U.S. stocks have been hit particularly hard by this shaken confidence, suffering their worst rout in seven weeks on Monday as investors doubted share prices could sustain current levels after a rise of 50 percent since March.
“People are starting to understand that 2010 is going to be tough, that as yet we do not have a sustainable, large recovery on the cards for 2010,” Mohamed El-Erian, the chief executive of bond fund manager Pacific Investment Management Co, told Reuters Television.
“We are basically waiting for a re-pricing of risk assets to a more attractive level.”
U.S. government bonds, which benefit during times of worry in stock markets, posted their strongest performance since December last week, according to Bank of America Merrill Lynch Fixed Income Indexes.
“People are rotating into quality away from risk, a shift which should continue into the fourth quarter,” said Haag Sherman, co-founder and managing director of Salient Partners, a Houston based investment firm.
The enthusiasm that lifted stocks around the world was also reflected in the foreign exchange market in recent months, where investors dumped the low-yielding U.S. dollar and yen for currencies and assets that promised higher returns.
During this time, the euro in particular benefited whenever investors felt more bullish about the global economy.
However, the euro has shed 3.3 percent against the yen in the last week and a half and has also weakened a bit against the dollar during the same period.
CMC Markets analyst Ashraf Laidi said he expects pessimism to grow once investors return en mass from summer holidays.
“We’ve seen one of the fastest bear market rallies in recent history, and it’s been fed largely by a record-breaking wave of liquidity and, to a lesser extent, improved signs of economic stability,” Laidi said.
“The question becomes: Is the market betting on a recovery that is far from confirmed?”
In particular, PIMCO’s El-Erian and others have expressed concern over the distressed state of U.S. consumers, who drove the boom-and-bust economic expansion of the last decade.

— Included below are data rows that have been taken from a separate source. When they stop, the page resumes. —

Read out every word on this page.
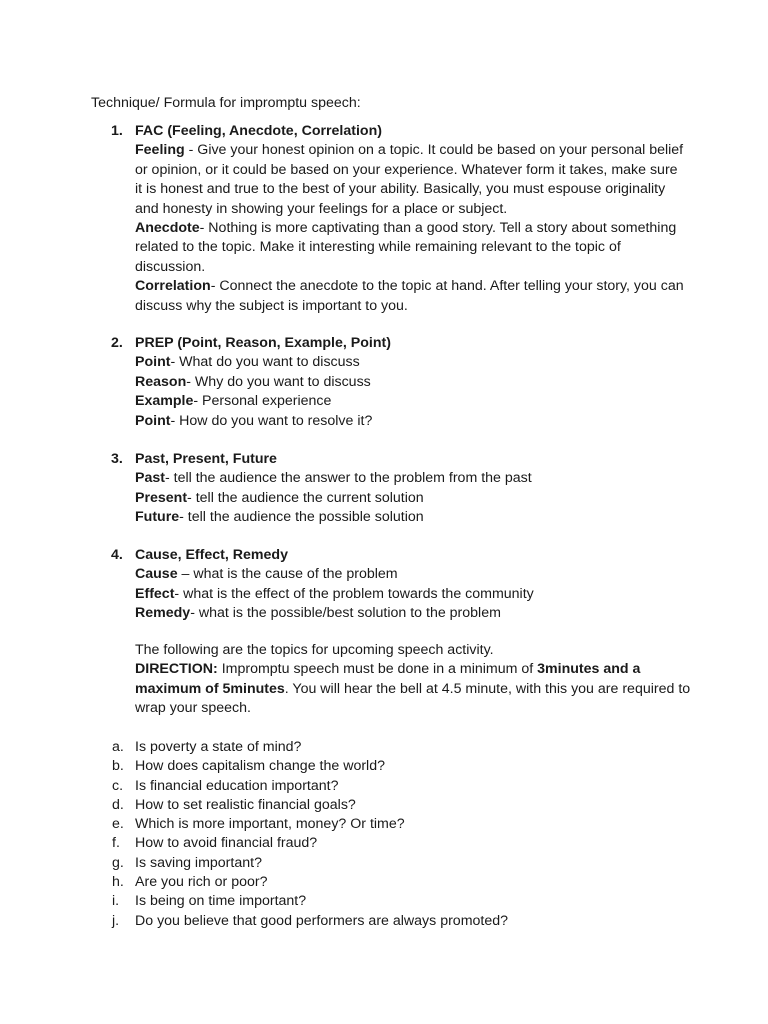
Technique/ Formula for impromptu speech:
1. FAC (Feeling, Anecdote, Correlation)

Feeling - Give your honest opinion on a topic. It could be based on your personal belief or opinion, or it could be based on your experience. Whatever form it takes, make sure it is honest and true to the best of your ability. Basically, you must espouse originality and honesty in showing your feelings for a place or subject.

Anecdote- Nothing is more captivating than a good story. Tell a story about something related to the topic. Make it interesting while remaining relevant to the topic of discussion.

Correlation- Connect the anecdote to the topic at hand. After telling your story, you can discuss why the subject is important to you.

2. PREP (Point, Reason, Example, Point)

Point- What do you want to discuss

Reason- Why do you want to discuss

Example- Personal experience

Point- How do you want to resolve it?

3. Past, Present, Future

Past- tell the audience the answer to the problem from the past

Present- tell the audience the current solution

Future- tell the audience the possible solution

4. Cause, Effect, Remedy

Cause – what is the cause of the problem

Effect- what is the effect of the problem towards the community

Remedy- what is the possible/best solution to the problem

The following are the topics for upcoming speech activity.

DIRECTION: Impromptu speech must be done in a minimum of 3minutes and a maximum of 5minutes. You will hear the bell at 4.5 minute, with this you are required to wrap your speech.

a. Is poverty a state of mind?
b. How does capitalism change the world?
c. Is financial education important?
d. How to set realistic financial goals?
e. Which is more important, money? Or time?
f. How to avoid financial fraud?
g. Is saving important?
h. Are you rich or poor?
i. Is being on time important?
j. Do you believe that good performers are always promoted?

Data last week showing retail sales fell in July highlighted these difficulties and helped spark stocks’ retreat.
Now heavily indebted and facing a rise in unemployment, consumers lack the financial strength to inspire a strong recovery from the worst U.S. recession in decades.
Even optimists have their concerns.
“I’m worried about the U.S. consumer,” Barton Biggs, managing partner at Traxis Partners in New York, told Reuters Television.
Biggs said he believes there will be a strong recovery, but cautioned on the uncertainties surrounding the U.S. economy.
“Have we bottomed? Yes. Are we on the way to a meaningful recovery? I think so, but we can’t be sure.”
Many see the recent stock market rally as a result of the Federal Reserve’s near-zero interest rate policy and its buying up of assets to inject liquidity into the financial system.
El-Erian has previously called the enthusiasm for equities a “sugar high” and said on Tuesday the recent retreat showed investors’ worries over the economy.
El-Erian said: “We’ve reduced the risk in our portfolios. We have found that in terms of the risk rally it had gone too far relative to fundamentals.”